I'm just finishing up a graduate course in computational topology which could be adapted very effectively for this purpose. We're focusing on topological data analysis and computational homology. All the topology in the course has been self-contained, meaning that essentially no previous experience in topology was required.
The book we're using is Computational Topology: An Introduction, by H. Edelsbrunner and J. Harer. It's available online, or you buy it in print (I did this and found it worthwhile). The author works in computer science, and it is written in a style that engineers would appreciate.
The professor began the class by explaining our basic problem: if we have a bunch of data points from some topological space, how do we figure out what space the data came from? He continued by showing us various motivating examples to explain why this question is well-posed, e.g. a ton of points obviously taken from a circle. He moved on with illustrations and animations to explain (at least visually, in the 2D case) how the Vietoris-Rips complex works, then worked up to bar codes / persistence diagrams. We were exposed to essentially everything we were going to do over the course of the semester, so we had the "big picture" in our heads right away. This was very important, especially because I had no background in algebraic topology.

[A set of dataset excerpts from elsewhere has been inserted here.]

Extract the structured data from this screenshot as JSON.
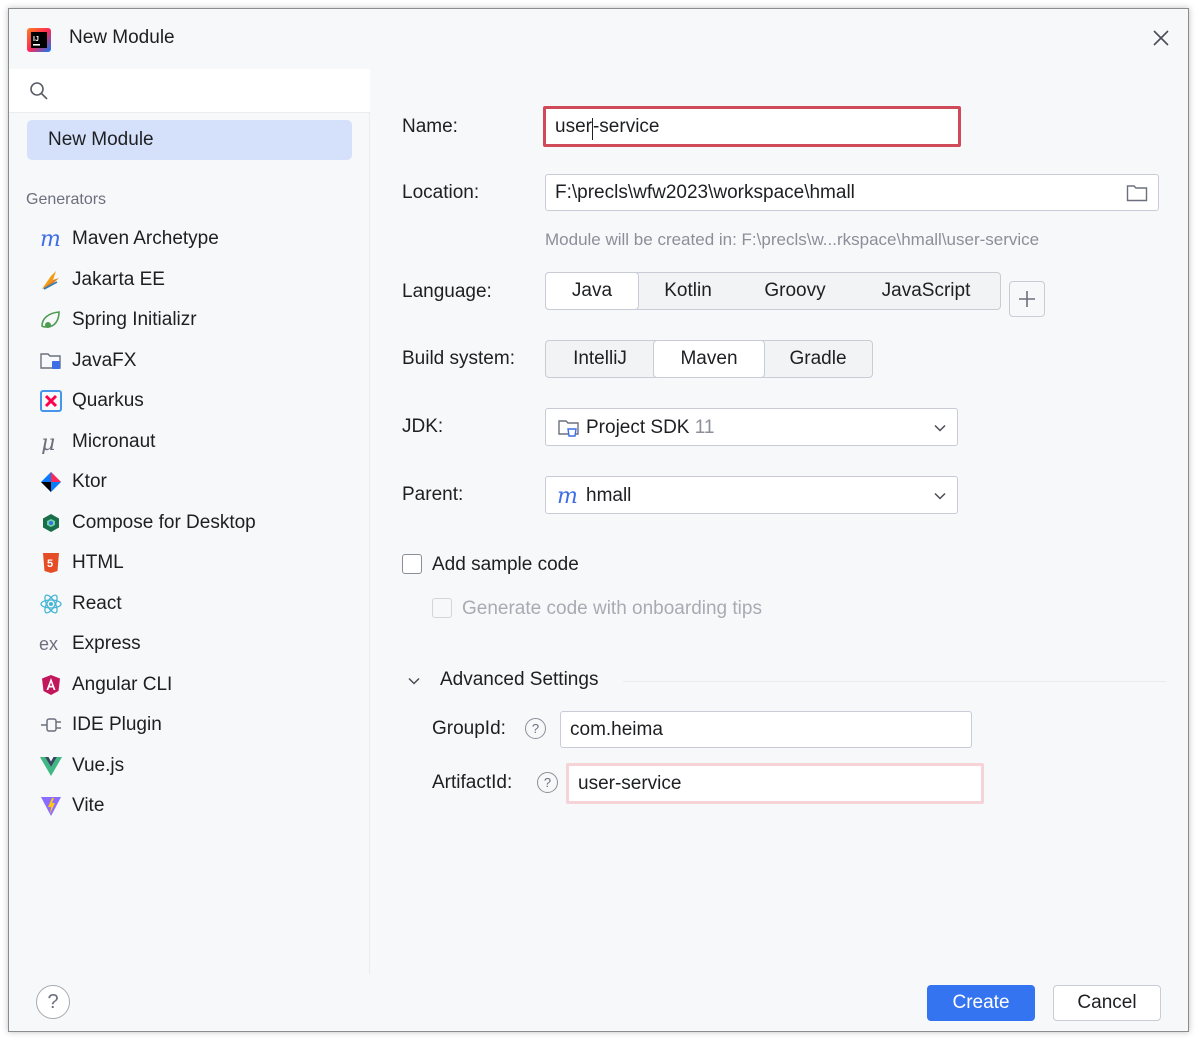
{
  "window": {
    "title": "New Module",
    "app_icon": "intellij-idea-icon",
    "close_icon": "close-icon"
  },
  "sidebar": {
    "search": {
      "value": "",
      "placeholder": ""
    },
    "selected": "New Module",
    "generators_label": "Generators",
    "generators": [
      {
        "label": "Maven Archetype",
        "icon": "maven-icon"
      },
      {
        "label": "Jakarta EE",
        "icon": "jakarta-ee-icon"
      },
      {
        "label": "Spring Initializr",
        "icon": "spring-icon"
      },
      {
        "label": "JavaFX",
        "icon": "javafx-folder-icon"
      },
      {
        "label": "Quarkus",
        "icon": "quarkus-icon"
      },
      {
        "label": "Micronaut",
        "icon": "micronaut-icon"
      },
      {
        "label": "Ktor",
        "icon": "ktor-icon"
      },
      {
        "label": "Compose for Desktop",
        "icon": "compose-icon"
      },
      {
        "label": "HTML",
        "icon": "html5-icon"
      },
      {
        "label": "React",
        "icon": "react-icon"
      },
      {
        "label": "Express",
        "icon": "express-icon"
      },
      {
        "label": "Angular CLI",
        "icon": "angular-icon"
      },
      {
        "label": "IDE Plugin",
        "icon": "plugin-icon"
      },
      {
        "label": "Vue.js",
        "icon": "vue-icon"
      },
      {
        "label": "Vite",
        "icon": "vite-icon"
      }
    ]
  },
  "form": {
    "name_label": "Name:",
    "name_value_before_caret": "user",
    "name_value_after_caret": "-service",
    "location_label": "Location:",
    "location_value": "F:\\precls\\wfw2023\\workspace\\hmall",
    "location_hint": "Module will be created in: F:\\precls\\w...rkspace\\hmall\\user-service",
    "language_label": "Language:",
    "languages": [
      "Java",
      "Kotlin",
      "Groovy",
      "JavaScript"
    ],
    "language_selected": "Java",
    "build_label": "Build system:",
    "build_systems": [
      "IntelliJ",
      "Maven",
      "Gradle"
    ],
    "build_selected": "Maven",
    "jdk_label": "JDK:",
    "jdk_value": "Project SDK",
    "jdk_version": "11",
    "parent_label": "Parent:",
    "parent_value": "hmall",
    "sample_code_label": "Add sample code",
    "onboarding_label": "Generate code with onboarding tips",
    "advanced_label": "Advanced Settings",
    "groupid_label": "GroupId:",
    "groupid_value": "com.heima",
    "artifactid_label": "ArtifactId:",
    "artifactid_value": "user-service",
    "help_glyph": "?"
  },
  "footer": {
    "help_glyph": "?",
    "create_label": "Create",
    "cancel_label": "Cancel"
  },
  "colors": {
    "accent": "#3574f0",
    "selection": "#d5e1fb",
    "error_border": "#d04b5a"
  }
}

We spent the next couple weeks learning the basics of abstract simplicial complexes and their embeddings in $\mathbb{R}^n$. Everything here was intuitive. Most examples had dimension $2$ (i.e. visually, graphs with some triangles filled in). In this context, homology groups were easily motivated by Betti numbers, which conceptually bridge the gap to group theory. "What we want is to know the number of components, the number of missing 'circles', the number of missing 'spheres', etc."
To get the Betti numbers, we needed to learn how homology groups worked. Working in this discrete context everything is very constructible, so we could actually make the $C_p$, $Z_p$, and $B_p$ groups (cf p.96 of Edelsbrunner's book), along with the $\delta$ maps, for small examples. I went home and did this for a whole bunch of examples until I understood how ranks of the matrices related to the "missing pieces" interpretation. Shortly after this, the professor gave us homework where we had to compute the $\bmod{2}$ and $\bmod{3}$ Betti numbers of the Torus, Klein Bottle, and projective plane from given triangulations (which of course was expected to be done with computational algebra software, not by hand.) This really cemented the whole point of the course for me.
After some more theory about persistence, we started using javaplex (in conjunction with MATLAB, for most of us) to actually get our hands dirty with some data. A few weeks ago, we were given a few data sets, told which manifolds they came from, and told find the Betti numbers using a barcode analysis. For our final assignment, we were given several data sets, but no other information, and tasked with figuring out what topological space they came from. (One of the data sets was an embedding of a certain well known $3$-manifold in $\mathbb{R}^9$.) So, we got to take the whole thing to fruition.
Anyhow, it probably wouldn't take much to adapt this course towards engineering students. A few less proofs, a few more computation-based homeworks and lectures, and earlier introduction to javaplex (or another topology package) would suffice. The most critical aspect of adapting the course would be to keep the big picture in everyone's mind at all times, so that the definitions and influx of information doesn't become overwhelming. Including real world examples should keep the abstraction terror at bay.